American Girl offers an easy point of access into the study of history, something that many listeners don’t usually think about in their adult lives, Horrocks said.

“They haven’t really been connected to these kinds of topics since they were kids,” Horrocks said. “They’re listening, in some ways, more eagerly because they haven’t thought about this kind of stuff in 25 years.”

Allison Horrocks as a child with the American Girl doll Molly McIntire. Horrocks and her best friend, Mary Mahoney, are now co-hosts of the podcast American Girls.

After inviting listeners to step into a historical world on each episode, Horrocks and Mahoney launch into debates about the problematic aspects of American Girl, draw links to pop culture and talk about the lessons that the characters learn.

And for many, the podcast hits home.

The two women’s easy on-air banter — they’re best friends in real life, too — combined with the sometimes-heavy topics that the American Girl books bring up has spurred many listeners to reach out to the show with their own personal stories.

For example, after airing an episode about the character Josefina Montoya who deals with the grief of losing her mother, listeners sent in stories about their own loss, some of them about the loss of a parent when they were a child.

Horrocks said she answers at least 15 messages a day, including emails and direct messages on social media. At least half of those, she said, are lengthy paragraphs of appreciation and personal connection. Mahoney described many of the messages as “intimate.”

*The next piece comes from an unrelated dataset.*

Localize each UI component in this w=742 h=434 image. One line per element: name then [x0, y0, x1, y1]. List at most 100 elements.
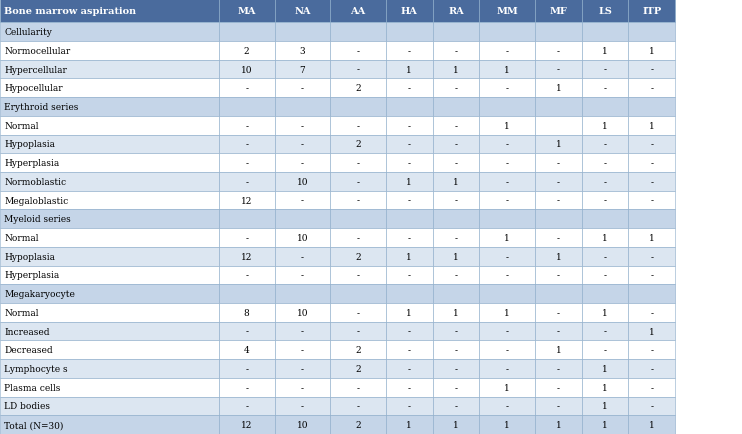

“We’re getting people’s stories,” Horrocks said. “I feel like the luckiest woman in the world sometimes.”

When Horrocks and Mahoney first launched the podcast, they talked about it at the National Council on Public History’s annual meeting — which was held in Hartford in March. That gave them an early base of listeners, many of whom were already listening to other history podcasts.

But in August, New York Times television critic Margaret Lyons wrote a column about the podcast, touching on her own childhood memories of American Girl and the experiences that shaped her into the person she is today.

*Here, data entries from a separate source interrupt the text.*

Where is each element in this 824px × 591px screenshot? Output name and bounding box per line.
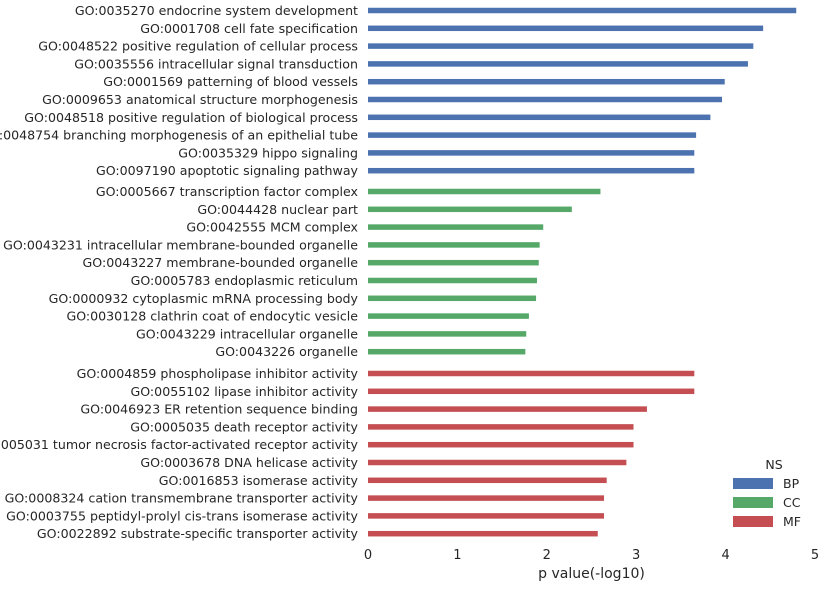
legend-swatch	[733, 516, 773, 527]
bar	[368, 331, 527, 337]
bar	[368, 441, 634, 448]
x-axis: p value(-log10) 0 1 2 3 4 5	[364, 548, 819, 582]
bar	[368, 513, 605, 519]
bar	[368, 424, 634, 430]
bar	[368, 530, 598, 537]
bar	[368, 188, 601, 195]
bar	[368, 25, 764, 32]
category-label: GO:0043227 membrane-bounded organelle	[83, 255, 359, 270]
category-label: GO:0005667 transcription factor complex	[96, 184, 359, 199]
bar	[368, 348, 526, 355]
category-label: GO:0043226 organelle	[215, 344, 358, 359]
category-labels: GO:0035270 endocrine system development G…	[0, 3, 359, 541]
bar	[368, 477, 607, 484]
bar	[368, 495, 605, 501]
x-tick-label: 5	[811, 548, 819, 563]
category-label: GO:0042555 MCM complex	[186, 220, 358, 235]
bar	[368, 259, 539, 266]
category-label: GO:0043229 intracellular organelle	[136, 326, 358, 341]
category-label: GO:0005031 tumor necrosis factor-activat…	[0, 437, 359, 452]
category-label: GO:0001569 patterning of blood vessels	[103, 74, 358, 89]
legend-swatch	[733, 497, 773, 508]
category-label: GO:0044428 nuclear part	[197, 202, 358, 217]
category-label: GO:0055102 lipase inhibitor activity	[130, 384, 358, 399]
category-label: GO:0035329 hippo signaling	[178, 145, 358, 160]
bar	[368, 206, 572, 213]
legend-swatch	[733, 478, 773, 489]
bars-layer	[368, 7, 797, 537]
category-label: GO:0097190 apoptotic signaling pathway	[96, 163, 359, 178]
category-label: GO:0003678 DNA helicase activity	[140, 455, 358, 470]
category-label: GO:0005035 death receptor activity	[130, 419, 358, 434]
x-tick-label: 3	[632, 548, 640, 563]
bar	[368, 96, 723, 103]
category-label: GO:0048518 positive regulation of biolog…	[24, 110, 358, 125]
x-tick-label: 4	[721, 548, 729, 563]
bar	[368, 61, 748, 67]
category-label: GO:0022892 substrate-specific transporte…	[37, 526, 359, 541]
category-label: GO:0016853 isomerase activity	[159, 473, 359, 488]
bar	[368, 224, 544, 230]
category-label: GO:0046923 ER retention sequence binding	[80, 402, 358, 417]
bar	[368, 78, 725, 85]
bar	[368, 370, 695, 377]
category-label: GO:0035270 endocrine system development	[75, 3, 358, 18]
x-tick-label: 0	[364, 548, 372, 563]
category-label: GO:0004859 phospholipase inhibitor activ…	[77, 366, 359, 381]
x-tick-label: 2	[543, 548, 551, 563]
category-label: GO:0048522 positive regulation of cellul…	[38, 39, 358, 54]
bar	[368, 114, 711, 121]
bar	[368, 313, 529, 319]
legend: NS BP CC MF	[733, 457, 801, 529]
bar	[368, 388, 695, 395]
bar	[368, 242, 540, 248]
category-label: GO:0003755 peptidyl-prolyl cis-trans iso…	[6, 508, 358, 523]
category-label: GO:0030128 clathrin coat of endocytic ve…	[66, 309, 358, 324]
legend-title: NS	[765, 457, 782, 472]
bar	[368, 277, 537, 284]
bar	[368, 295, 537, 302]
x-tick-label: 1	[453, 548, 461, 563]
category-label: GO:0005783 endoplasmic reticulum	[131, 273, 358, 288]
bar	[368, 132, 697, 138]
x-axis-label: p value(-log10)	[538, 566, 645, 582]
legend-label: BP	[783, 476, 800, 491]
category-label: GO:0009653 anatomical structure morphoge…	[42, 92, 358, 107]
category-label: GO:0035556 intracellular signal transduc…	[74, 56, 358, 71]
bar	[368, 459, 627, 466]
bar	[368, 7, 797, 14]
category-label: GO:0000932 cytoplasmic mRNA processing b…	[49, 291, 359, 306]
legend-label: CC	[783, 495, 801, 510]
bar	[368, 150, 695, 156]
bar	[368, 167, 695, 174]
legend-label: MF	[783, 514, 801, 529]
bar	[368, 406, 647, 412]
category-label: GO:0043231 intracellular membrane-bounde…	[3, 237, 358, 252]
category-label: GO:0008324 cation transmembrane transpor…	[5, 491, 359, 506]
bar	[368, 43, 754, 49]
category-label: GO:0001708 cell fate specification	[140, 21, 358, 36]
category-label: GO:0048754 branching morphogenesis of an…	[0, 128, 358, 143]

The column is, in short, a wholehearted endorsement of the podcast. Shortly after the column published, the podcast’s fan base began to grow. On Instagram, the “American Girls” podcast went from 2,000 to 7,000 followers, Horrocks said.

Mary Mahoney with an American Girl book featuring character Felicity Merriman. (Provided by Mary Mahoney/TNS)

After Lyons’ column, Horrocks and Mahoney saw an influx of listeners they hadn’t yet truly tapped into: those who don’t have a predefined passion for history.

The podcast is made to be friendly to those listeners, Mahoney said.

“I think sometimes people think history is very inaccessible … that there’s no way it could be of interest to you,” Mahoney said. “In reality, it’s just a form of storytelling and meaning-making.”

As much as the podcast is a story of telling stories, it’s also a story of friendship.

Although Horrocks and Mahoney met briefly when they were both undergrads at Trinity, they became actual friends while Ph.D. students at UConn.

And since meeting, they’ve each labeled the other as their best friend.

Both women said that the idea of a best friend, or even close friendship in general, seems to come more naturally to millennials than to older age groups.

Horrocks said that she once gave a talk, which Mahoney attended. When a man in his 50s asked Mahoney why she was there, she candidly told him it was because Horrocks is her best friend.

The man responded that the idea of a best friend is childish, Horrocks said.

“Maybe in other generations, that’s a thing for children,” Horrocks said. “I think especially women our age are really open about the importance of friends.”

The genuine closeness between Horrocks and Mahoney bleeds into the podcast, smoothing the discussion and keeping listeners engaged.

And when listeners do reach out — whether with a short comment or an involved saga — they enter that intimate space, Mahoney said.

“When we started this show, we thought maybe a couple of friends would listen,” Mahoney said. “That’s how it started, but the life of the show has really been a surprise for us.”